Final answer:
To find the number of moles of hydrogen present, we can use the ideal gas law equation n = (pV) / (RT) and substitute the given values. In this case, there are approximately 3.04 moles of hydrogen present.
Step-by-step explanation:
To find the number of moles of hydrogen present, we need to rearrange the ideal gas law equation pV = nRT to solve for n, the number of moles. The equation becomes n = (pV) / (RT), where p is the pressure, V is the volume, R is the ideal gas constant, and T is the temperature in Kelvin. Since we are given the pressure, volume, and temperature, we can substitute these values into the equation to find the number of moles. However, it's important to convert the temperature from Celsius to Kelvin by adding 273.15 to it.
Given:
- Pressure (p) = ? (unknown)
- Volume (V) = ? (unknown)
- Temperature (T) = 0.00°C
- Number of moles (n) = ? (unknown)
- Ideal Gas Constant (R) = 8.314 J/(mol·K)

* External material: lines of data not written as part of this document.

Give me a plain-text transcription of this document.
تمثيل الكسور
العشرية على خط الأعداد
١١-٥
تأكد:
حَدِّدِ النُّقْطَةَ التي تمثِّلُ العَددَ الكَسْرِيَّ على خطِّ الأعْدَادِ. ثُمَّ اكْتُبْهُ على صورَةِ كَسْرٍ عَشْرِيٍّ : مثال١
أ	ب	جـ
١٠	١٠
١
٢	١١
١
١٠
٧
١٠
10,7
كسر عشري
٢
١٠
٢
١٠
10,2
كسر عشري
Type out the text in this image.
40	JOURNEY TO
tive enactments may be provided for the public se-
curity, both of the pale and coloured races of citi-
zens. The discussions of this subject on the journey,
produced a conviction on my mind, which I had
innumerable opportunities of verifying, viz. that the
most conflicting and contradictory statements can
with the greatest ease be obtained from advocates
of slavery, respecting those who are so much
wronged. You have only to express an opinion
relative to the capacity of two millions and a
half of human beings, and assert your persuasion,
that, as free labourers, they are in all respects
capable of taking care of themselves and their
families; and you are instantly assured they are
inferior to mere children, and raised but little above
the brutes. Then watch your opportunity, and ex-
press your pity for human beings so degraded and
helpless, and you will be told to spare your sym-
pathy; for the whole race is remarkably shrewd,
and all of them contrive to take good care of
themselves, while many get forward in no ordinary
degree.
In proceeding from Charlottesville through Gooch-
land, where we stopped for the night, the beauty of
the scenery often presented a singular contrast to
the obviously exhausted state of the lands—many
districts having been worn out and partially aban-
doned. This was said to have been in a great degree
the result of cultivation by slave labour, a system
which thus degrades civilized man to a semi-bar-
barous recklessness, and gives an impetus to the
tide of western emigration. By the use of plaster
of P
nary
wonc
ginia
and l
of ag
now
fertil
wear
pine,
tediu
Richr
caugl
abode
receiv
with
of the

- Product of pressure and volume (pV) = 80.0 J
Using the equation n = (pV) / (RT), we can substitute the given values:
n = (80.0 J) / (8.314 J/(mol·K) * (0.00°C + 273.15))
Simplifying this equation gives us:
n ≈ 3.04 mol
Therefore, there are approximately 3.04 moles of hydrogen present. So the correct answer is option c) 3.0 mol.